As for the power play, what else is there to say? It’s flat out dominant. Even though that bum Kevin Shattenkirk can’t block shots (I really hope you all see the sarcasm in this) he sure as hell can run a power play.

Here’s his unreal pass on Buchnevich’s power-play goal against the Oilers:

There aren’t many defensemen in the league that can make a pass like that.

Here’s another beauty, courtesy of my youngest sons, Mika and Pavel:

Having Shattenkirk as a quarterback makes the power play lethal, but it doesn’t mean anything unless you have a triggerman, and that’s exactly what Zibanejad has become on the left flank. Here’s one his snipes:

The man is not afraid to let the pucks rip, and it makes the Rangers’ power play one of the best in the league.

Special teams play is huge come playoff time, and it’s something the Rangers have been lacking the last few years, so them being good during this streak is a huge positive moving forward.

Ryan McDonagh’s play

For the Rangers to be a contender, they need their captain, Ryan McDonagh, to be one of the best defensemen in the game. To start the season, he was far from that. While his advanced metrics were great, the eye test was not pretty. He was committing a ton of turnovers, including this egregious one in overtime against the Penguins.

Recently, he’s picked his game up. He’s at his best when he’s getting involved in the offense, and making plays like this:

Here’s another great play from Captain Mac against the Bruins, which was arguably his best game of the year:

His turnovers have been down, and while no one thinks Nick Holden is a top-pairing defenseman, finding a consistent partner for McDonagh instead of blindly throwing darts at the six other defensemen’s pictures to find one has helped tremendously. For the Rangers to continue this streak, they’ll need their captain to continue trending in the right direction.

Rolling Four Lines

When the Rangers have been at their best during Vigneault’s tenure they’ve always rolled four lines. With Jesper Fast out to start the year, and with Vigneault keeping scrubs like Paul Carey and Adam Cracknell in the lineup, the Rangers were unable to do that.

Calling up Boo Nieves has been huge, as it now gives the Rangers four lines that can chip in.
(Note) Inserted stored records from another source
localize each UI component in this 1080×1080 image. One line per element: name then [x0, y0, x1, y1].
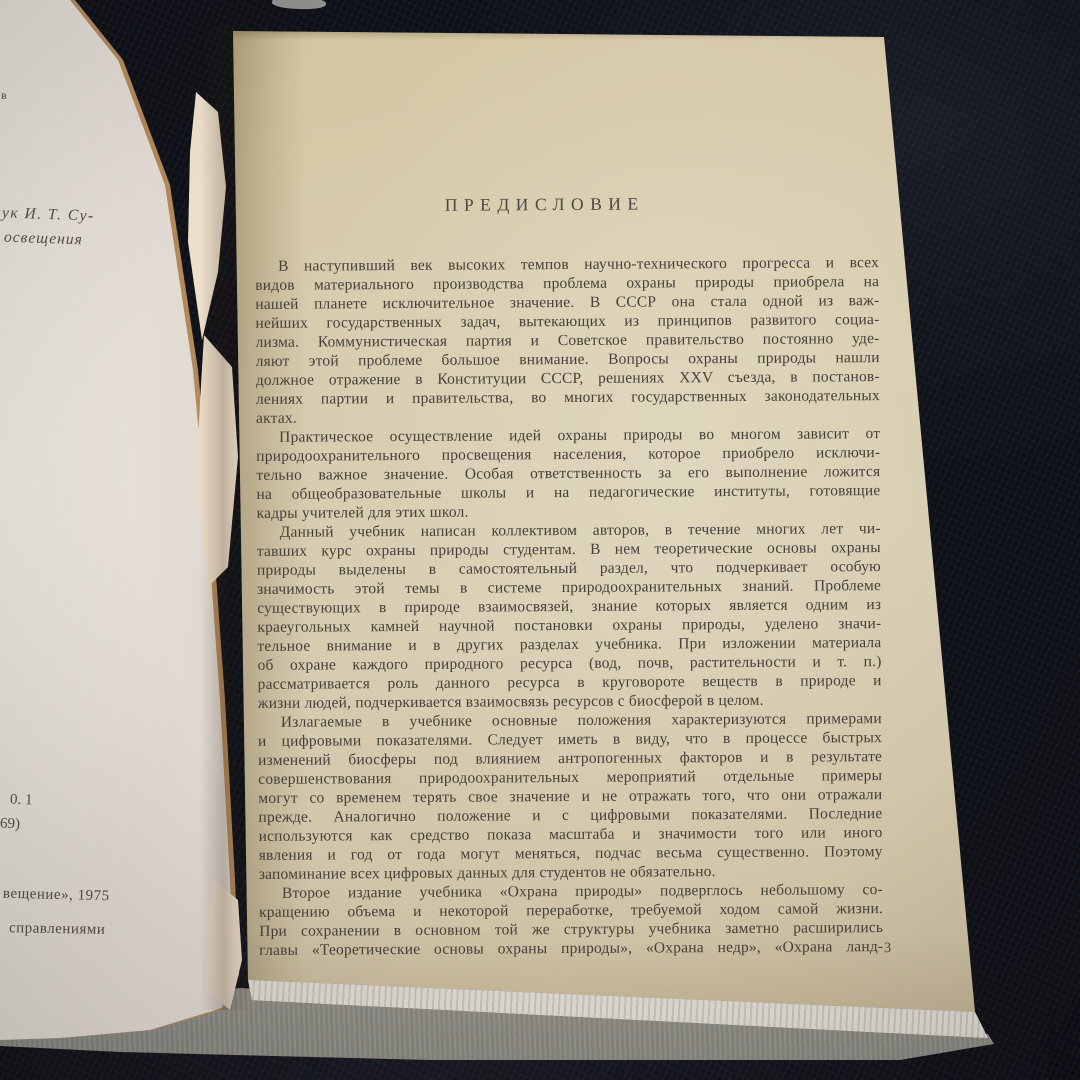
text-line: главы «Теоретические основы охраны приро…	[259, 937, 883, 960]
left-page-text-fragment: справлениями	[9, 920, 106, 939]
left-page-text-fragment: вещение», 1975	[3, 886, 110, 906]
left-page-text-fragment: ук И. Т. Су-	[2, 204, 95, 225]
text-line: рассматривается роль данного ресурса в к…	[258, 671, 882, 694]
page-number: 3	[884, 940, 891, 957]
text-line: явления и год от года могут меняться, по…	[259, 842, 883, 865]
preface-body-text: В наступивший век высоких темпов научно-…	[255, 253, 883, 960]
left-page-text-fragment: 69)	[0, 816, 20, 834]
left-page-text-fragment: освещения	[4, 229, 83, 250]
left-page-text-fragment: в	[1, 88, 7, 103]
page-title: ПРЕДИСЛОВИЕ	[255, 192, 879, 216]
book-photo: в ук И. Т. Су- освещения 0. 1 69) вещени…	[0, 0, 1080, 1080]
text-line: лениях партии и правительства, во многих…	[256, 386, 880, 409]
preface-page-content: ПРЕДИСЛОВИЕ В наступивший век высоких те…	[255, 192, 884, 960]
left-page-text-fragment: 0. 1	[10, 792, 33, 810]
text-line: на общеобразовательные школы и на педаго…	[256, 481, 880, 504]
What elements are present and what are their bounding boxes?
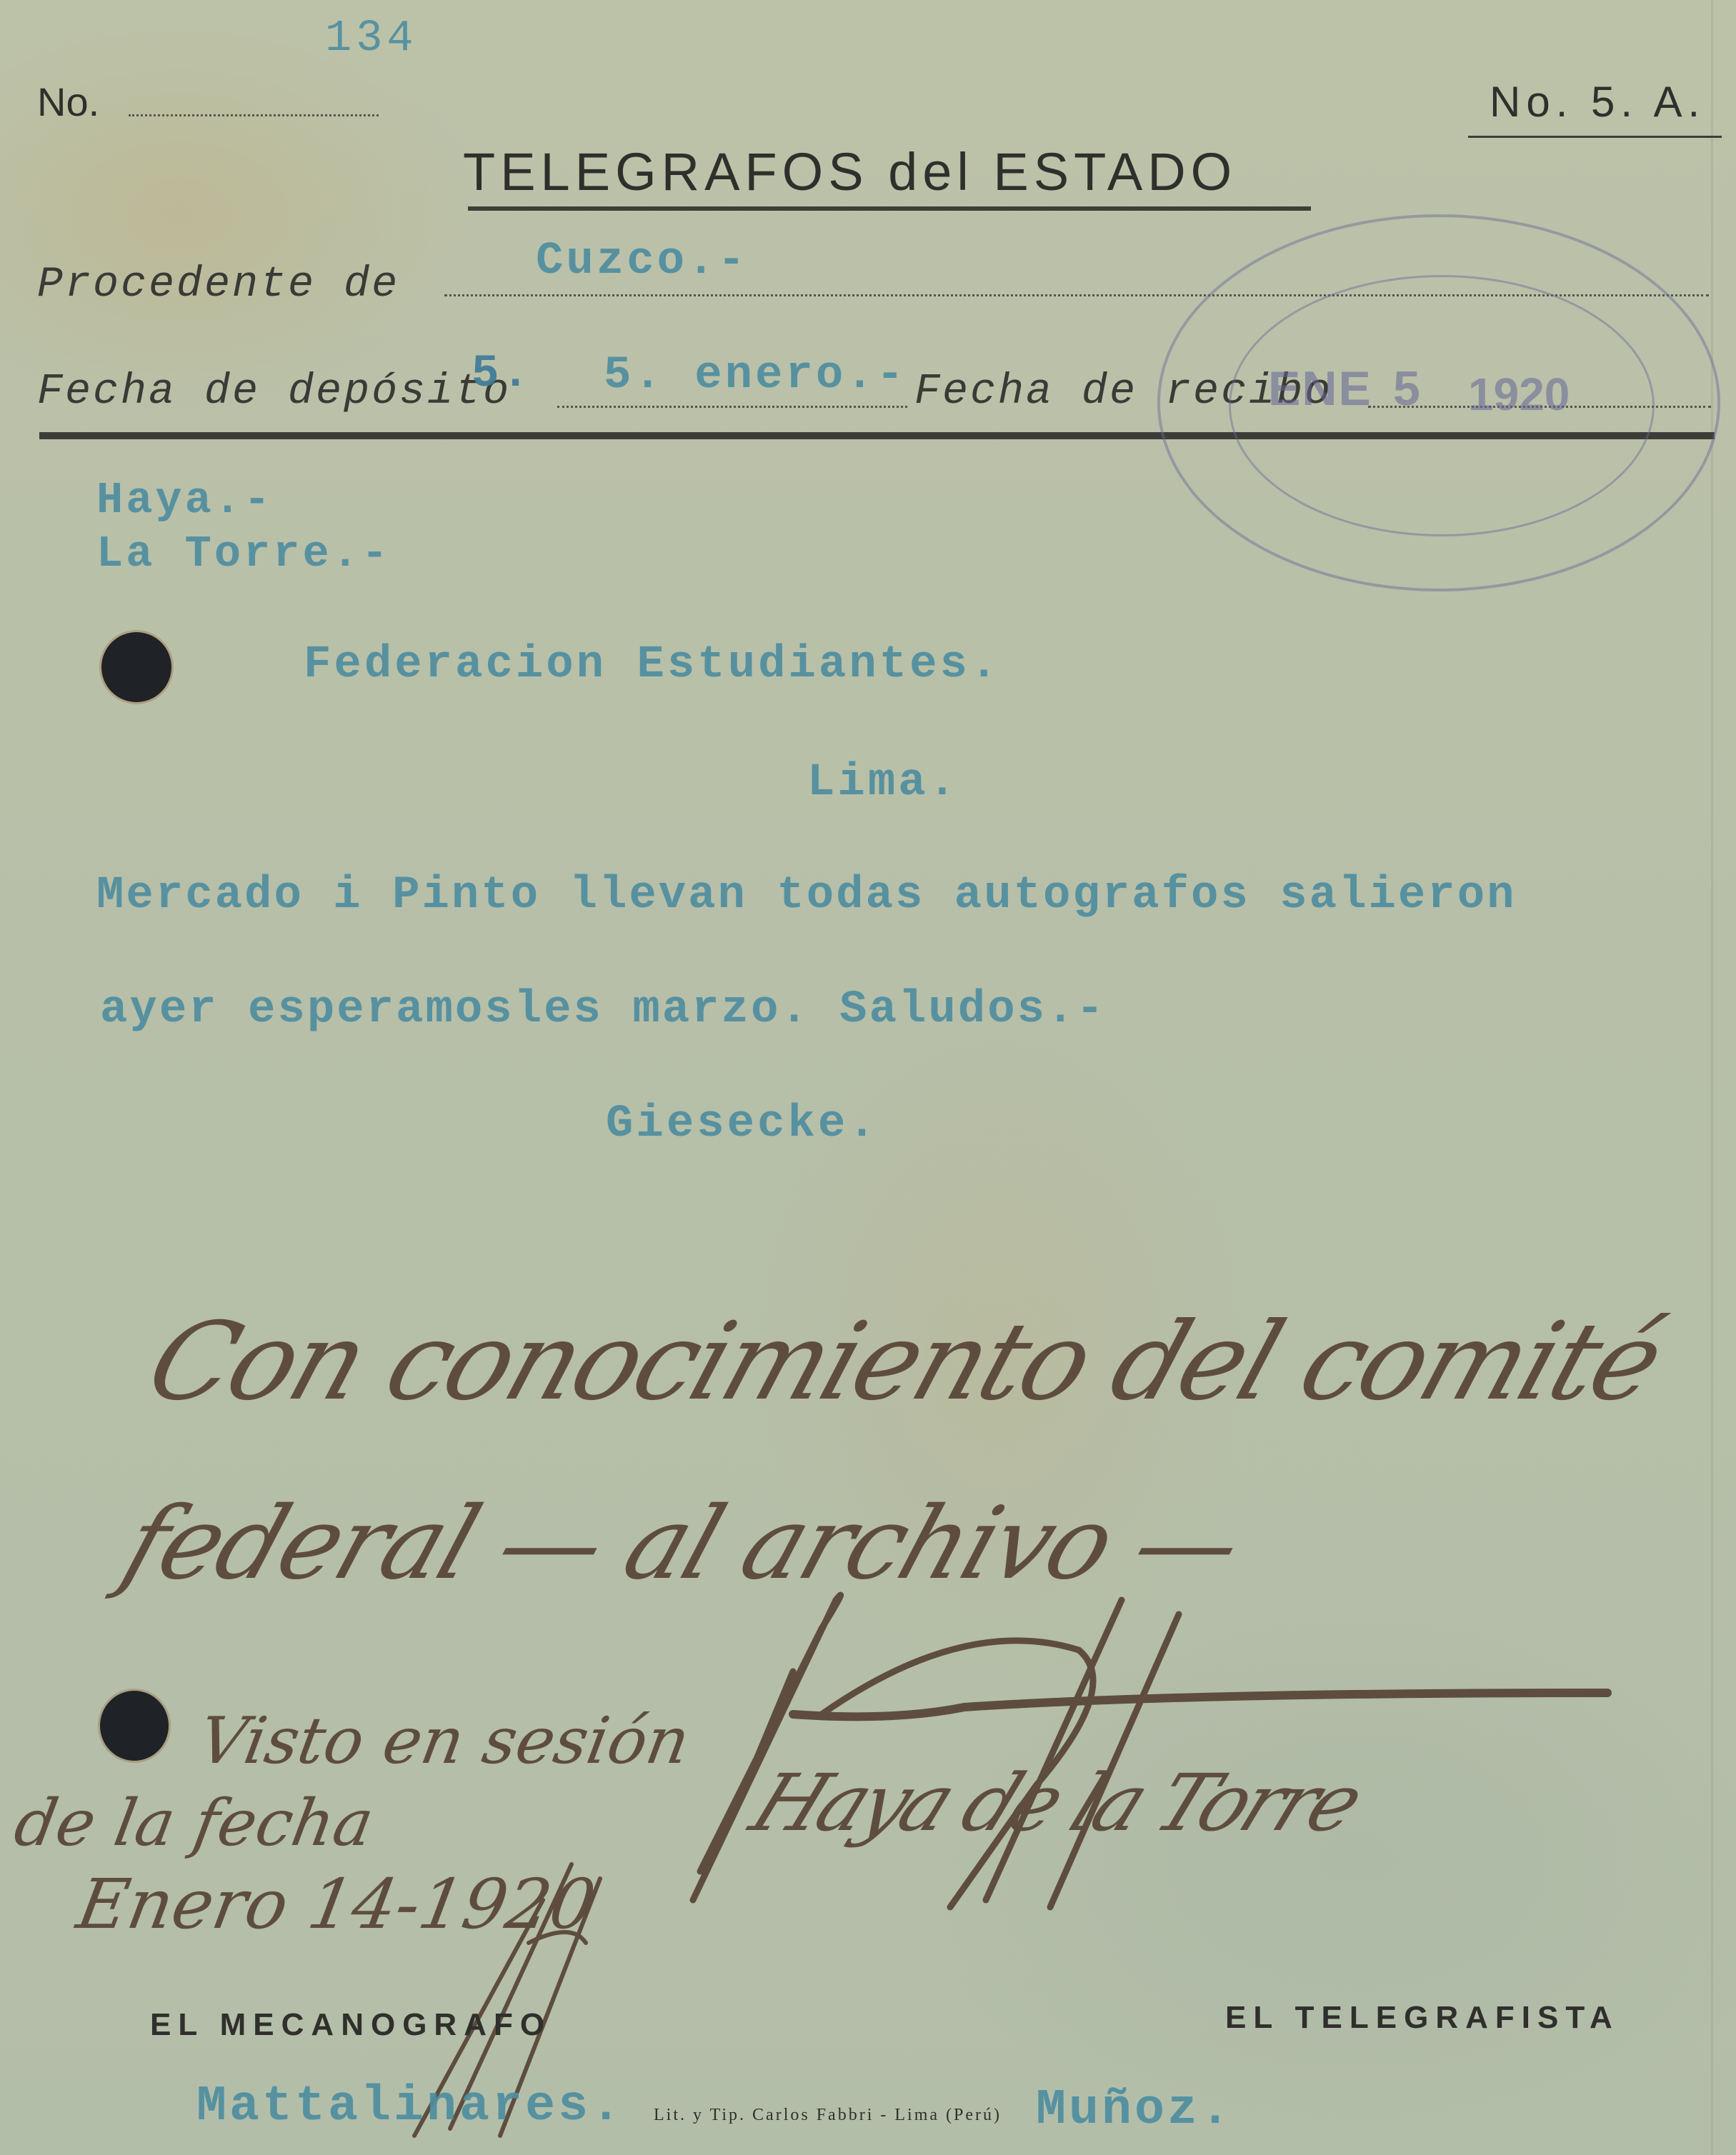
addressee: Federacion Estudiantes. bbox=[304, 639, 1000, 691]
fecha-deposito-overstrike: 5. bbox=[472, 349, 532, 400]
handwritten-signature-name: Haya de la Torre bbox=[739, 1757, 1372, 1849]
procedente-label: Procedente de bbox=[37, 261, 399, 309]
punch-hole-bottom bbox=[100, 1691, 169, 1761]
addressee-city: Lima. bbox=[807, 757, 959, 809]
stamp-day: 5 bbox=[1393, 361, 1420, 416]
telegrafista-name: Muñoz. bbox=[1036, 2082, 1233, 2139]
form-code: No. 5. A. bbox=[1490, 77, 1705, 126]
form-code-underline bbox=[1468, 136, 1722, 138]
telegrafista-label: EL TELEGRAFISTA bbox=[1225, 2000, 1620, 2036]
handwritten-note-line-1: Con conocimiento del comité bbox=[134, 1300, 1676, 1424]
sender-haya: Haya.- bbox=[96, 475, 273, 526]
message-body-line-1: Mercado i Pinto llevan todas autografos … bbox=[96, 870, 1517, 921]
no-label: No. bbox=[37, 79, 99, 125]
stamp-year: 1920 bbox=[1468, 368, 1570, 421]
margin-note-line-1: Visto en sesión bbox=[194, 1704, 695, 1779]
stamp-month: ENE bbox=[1268, 361, 1372, 416]
serial-number: 134 bbox=[325, 13, 418, 64]
message-body-line-2: ayer esperamosles marzo. Saludos.- bbox=[100, 984, 1106, 1036]
title-underline bbox=[468, 206, 1311, 211]
sender-la-torre: La Torre.- bbox=[96, 529, 391, 579]
mecanografo-name: Mattalinares. bbox=[196, 2079, 624, 2135]
no-field-line bbox=[129, 114, 379, 116]
procedente-value[interactable]: Cuzco.- bbox=[536, 236, 748, 287]
message-signature: Giesecke. bbox=[606, 1099, 879, 1150]
punch-hole-top bbox=[101, 632, 171, 702]
form-title: TELEGRAFOS del ESTADO bbox=[463, 141, 1237, 202]
margin-note-line-2: de la fecha bbox=[9, 1786, 379, 1861]
fecha-deposito-value[interactable]: 5. enero.- bbox=[604, 350, 907, 401]
handwritten-signature-flourish bbox=[679, 1571, 1679, 1929]
mecanografo-label: EL MECANOGRAFO bbox=[150, 2007, 552, 2043]
fecha-deposito-label: Fecha de depósito bbox=[37, 368, 511, 416]
fecha-deposito-line bbox=[557, 406, 907, 408]
paper-fold-vertical bbox=[1711, 0, 1713, 2155]
printer-imprint: Lit. y Tip. Carlos Fabbri - Lima (Perú) bbox=[654, 2106, 1002, 2125]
A Fast-Nieves-Grabner fourth line is as good as you’ll see in the NHL. The KZB line, as discussed earlier, has dominated, while the Nash-Hayes-Zuccarello trio has been a solid second line that can play against other team’s best players. J.T. Miller has been the best Ranger over the past few games, and Jimmy Vesey has played well in a lesser role. The one area where the Rangers can improve is David Desharnais’ spot, but that’s a discussion for another day.

People will point to the schedule and say the Rangers haven’t played any good teams during this streak, but guess what? You play the teams that are in front of you, and good teams usually beat lesser opponents. The Rangers will look to make it seven in a row when they take on the Blackhawks.